Diante de José do Egito estava a oportunidade de vingança que alguns poderiam imaginar que há muito tempo ele esperava. Mas José escolhe perdoar.

Poder-se-ia dizer que ele é um fraco? Eu, porém, digo que é o homem mais forte cuja história conheci. A vingança era fácil e estava à sua mão. Ninguém o repreenderia por mandar matar seus irmãos (sendo ele Governador do Egito) depois de tudo quanto eles tinham feito. Era então a vingança o caminho mais fácil. Ele porém, com dores profundas na alma, liberta-se de toda uma história de perda, rancor, abandono, escravidão. Com o perdão veio a paz. Com a paz se fez um novo povo, de onde saiu o redentor do mundo.
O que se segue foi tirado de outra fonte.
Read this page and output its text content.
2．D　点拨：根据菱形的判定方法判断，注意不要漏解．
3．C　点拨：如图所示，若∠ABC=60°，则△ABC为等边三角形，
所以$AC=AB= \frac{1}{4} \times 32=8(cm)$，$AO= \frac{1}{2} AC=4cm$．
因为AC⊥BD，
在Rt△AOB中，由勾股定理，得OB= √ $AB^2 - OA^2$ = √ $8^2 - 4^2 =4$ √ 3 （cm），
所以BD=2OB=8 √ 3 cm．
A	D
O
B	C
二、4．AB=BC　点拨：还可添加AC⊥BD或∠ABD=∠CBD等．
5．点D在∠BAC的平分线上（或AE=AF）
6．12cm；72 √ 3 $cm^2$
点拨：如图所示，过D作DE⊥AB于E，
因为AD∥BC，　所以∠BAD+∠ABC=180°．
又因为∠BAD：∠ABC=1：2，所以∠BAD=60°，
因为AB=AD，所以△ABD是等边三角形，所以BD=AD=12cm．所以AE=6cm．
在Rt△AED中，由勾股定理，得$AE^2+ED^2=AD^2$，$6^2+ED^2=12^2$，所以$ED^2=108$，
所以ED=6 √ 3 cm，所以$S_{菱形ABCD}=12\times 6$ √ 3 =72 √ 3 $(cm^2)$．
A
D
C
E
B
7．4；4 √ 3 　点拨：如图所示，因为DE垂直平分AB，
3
O perdão é, pois, uma das características do cristão que o identifica neste mundo. É uma marca nos que vivem de forma solidária, entendendo no cristianismo não há acepção, nem preferidos. Aqui todos são feitos iguais diante daquele que o único Soberano Senhor: Jesus; Rei dos Reis e Senhor dos Senhores.



1- Isaías 42.5 – Versão de Almeida Edição Contemporânea.
2- Atos 17.28 (idem)
3- Romanos 5.12 (ARC)
4- Eclesiates 2.16 (idem)
5- Efésios 2.8
6- Filipenses 2.2
7- Mateus 6.14-15
8- Mateus 5.23,24
  * Dicionário Internacional de Teologia - Verbete Perdão - Página 1646 - Ed. Vida Nova.